Наконец, подошли к такой густой толпе, сквозь которую нельзя уж было пробиться. Да и следом за ними подбегали новые толпы, и оттуда, запыхавшись, кричали:

- Что, братцы, там, а?.. Какой это корабль горит?

- Ты слышишь? Корабль горит! - закричала Надя Сыромолотову.

- Ну, значит, подбили, вот и горит, - объяснил он ей.

- Какой черт подбили! - гаркнул кто-то около. - Чем это подбили? Взорвали, а не подбили!

И еще кто-то около:

- Подводная лодка подошла!.. Мину пустила!

- Торпеду, а не мину!

- А не один ли черт? Сказал тоже!

- Да какой же корабль наш горит? - почти простонала Надя, обращаясь ни к кому и ко всем.

И чей-то суровый мужской голос спереди ответил ей:

- Вот тебе на, - не знает какой! Дреднаут "Мария"!

Надя не прижалась к Алексею Фомичу при этих словах, - она просто упала на него всем телом, и, обняв ее всю, он бормотал тоже ошеломленно:

- Ну, не надо, Надюша, не надо, милая… Возьми себя в руки!.. Может, это и враки, - почем они знают и в самом деле?.. И нам ведь к Нюре надо ехать сейчас, к Нюре!..

О Нюре не забыла, конечно, Надя, как ни была поражена тем, что услыхала.

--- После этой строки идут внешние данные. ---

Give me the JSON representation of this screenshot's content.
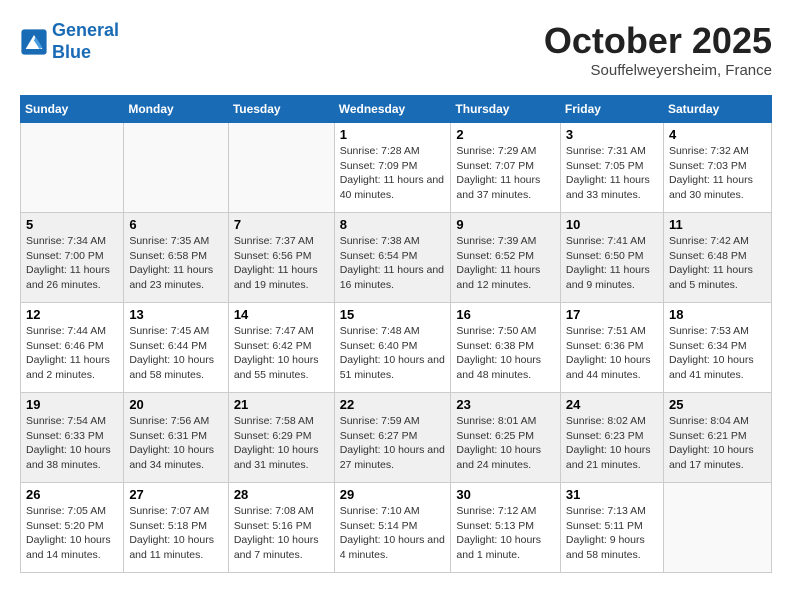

Она поспешно вытерла глаза и кинулась в толпу, прихлынувшую сзади. Однако протиснуться сквозь нее, пожалуй, не могла бы, если бы не мощная работа Алексея Фомича руками и плечами. При этом спрашивали у него:

- Что горит?.. Какой корабль погиб?

Он же бормотал на это однообразно:

- Неизвестно… Ничего неизвестно!

Знакомой уж им Нахимовской улицей, ежеминутно уступая дорогу бегущим к пристани людям, добрались они до Рыбного переулка.

Они боялись испугать Нюру даже одним своим появлением в такой ранний час (было около семи), и Надя придумывала на ходу, как она потихоньку постучится в дверь и что именно скажет о приходе. Но тут раздался новый взрыв, отчего даже тротуар под ногами вздрогнул, как при землетрясении, и в небо высоко взлетело если не пламя, то такое, что стоило пламени по силе света, и Надя снова упала на грудь Алексея Фомича…

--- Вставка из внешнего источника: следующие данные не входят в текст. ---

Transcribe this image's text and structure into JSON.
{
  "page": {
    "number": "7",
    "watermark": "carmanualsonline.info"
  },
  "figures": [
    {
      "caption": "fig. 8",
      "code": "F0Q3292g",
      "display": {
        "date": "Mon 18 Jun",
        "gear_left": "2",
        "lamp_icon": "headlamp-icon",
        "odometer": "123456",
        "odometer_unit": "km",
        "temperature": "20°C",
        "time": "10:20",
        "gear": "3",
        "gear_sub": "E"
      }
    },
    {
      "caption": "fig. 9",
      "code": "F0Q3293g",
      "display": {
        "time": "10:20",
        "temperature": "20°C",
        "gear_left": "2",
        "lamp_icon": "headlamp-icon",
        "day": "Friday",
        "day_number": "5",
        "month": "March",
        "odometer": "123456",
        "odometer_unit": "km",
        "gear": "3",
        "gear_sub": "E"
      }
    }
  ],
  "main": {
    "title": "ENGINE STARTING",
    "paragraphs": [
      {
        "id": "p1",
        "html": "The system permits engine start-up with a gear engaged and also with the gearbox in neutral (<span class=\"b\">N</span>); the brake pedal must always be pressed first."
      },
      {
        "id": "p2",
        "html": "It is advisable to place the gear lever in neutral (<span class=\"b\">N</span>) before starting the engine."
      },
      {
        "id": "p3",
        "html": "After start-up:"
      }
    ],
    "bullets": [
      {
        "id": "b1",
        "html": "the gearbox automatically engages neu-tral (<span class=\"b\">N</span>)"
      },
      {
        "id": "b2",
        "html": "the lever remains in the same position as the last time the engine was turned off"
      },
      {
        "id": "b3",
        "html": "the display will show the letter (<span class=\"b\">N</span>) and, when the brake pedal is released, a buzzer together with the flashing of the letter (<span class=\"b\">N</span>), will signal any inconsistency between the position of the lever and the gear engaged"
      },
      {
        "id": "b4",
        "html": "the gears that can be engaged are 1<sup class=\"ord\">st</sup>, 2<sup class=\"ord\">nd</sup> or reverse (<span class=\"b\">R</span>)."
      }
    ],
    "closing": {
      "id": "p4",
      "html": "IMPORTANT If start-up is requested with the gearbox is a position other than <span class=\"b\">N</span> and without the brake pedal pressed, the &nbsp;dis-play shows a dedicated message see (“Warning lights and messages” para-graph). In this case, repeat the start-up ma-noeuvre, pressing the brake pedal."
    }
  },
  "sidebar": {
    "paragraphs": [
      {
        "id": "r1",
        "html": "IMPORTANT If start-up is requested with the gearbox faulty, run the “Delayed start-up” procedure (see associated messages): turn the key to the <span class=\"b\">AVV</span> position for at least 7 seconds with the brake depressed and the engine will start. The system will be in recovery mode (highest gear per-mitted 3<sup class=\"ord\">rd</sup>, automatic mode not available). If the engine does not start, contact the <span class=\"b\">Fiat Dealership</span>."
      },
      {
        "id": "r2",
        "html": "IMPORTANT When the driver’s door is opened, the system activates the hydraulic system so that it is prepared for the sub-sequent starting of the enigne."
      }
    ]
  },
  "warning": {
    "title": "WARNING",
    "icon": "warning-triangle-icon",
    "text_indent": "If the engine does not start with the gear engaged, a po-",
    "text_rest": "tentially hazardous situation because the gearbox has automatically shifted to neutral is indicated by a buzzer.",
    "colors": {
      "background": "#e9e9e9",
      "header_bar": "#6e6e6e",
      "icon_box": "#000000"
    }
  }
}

В окнах дома номер шесть они увидели свет ламп, и стучать в дверь комнаты Нюры не пришлось: Нюра стояла уже одетая и спрашивала их так же, как они спрашивали в гостинице:

- Что это, "Гебен" подошел?.. Это наши дали сейчас залп с крепости?

- Именно, он, подлец, "Гебен"! - мгновенно придумал Алексей Фомич. - А с него гидроплан слетел и к нам, но его тут же подбили, и он горит, - показал на небо через окно.

Нюра поглядела на зарево и заметила довольно спокойно:

- Только зарево что-то очень большое…

Чтобы не проговорился все-таки Алексей Фомич, Надя ответила ей:

- Это так только кажется от темноты… - И тут же добавила: - А ты уж собралась, - вот молодец! Сейчас мы тебя и повезем в больницу.

И стала нервно гладить ее по голове и целовать в щеки.

- Рано, мне кажется, сейчас ехать, Надя: спят там теперь все в больнице, - возразила было Нюра, но Надя была решительна.

- Теперь? Спят? Весь Севастополь проснулся, - почему же в больнице будут спать!.. Алексей Фомич! Выйди, пожалуйста, посмотри, может, мимо какой извозчик едет, а мы пока соберемся!

Сыромолотов понял, что он здесь сейчас лишний, а извозчика действительно надо было найти во что бы то ни стало.

- Найду, найду, - облегченно сказал он и вышел.

Свет в переулке был только от зарева в небе со стороны бухты, и был он мутноватый, зыблющийся, нестойкий.

Алексей Фомич, продвигаясь из переулка на улицу, старался думать только об извозчике и слушать, не громыхнут ли где в стороне по булыжнику звонкие колеса извозчичьего четырехместного фаэтона; но думать только об этом оказалось нельзя, и вслушиваться приходилось в другое.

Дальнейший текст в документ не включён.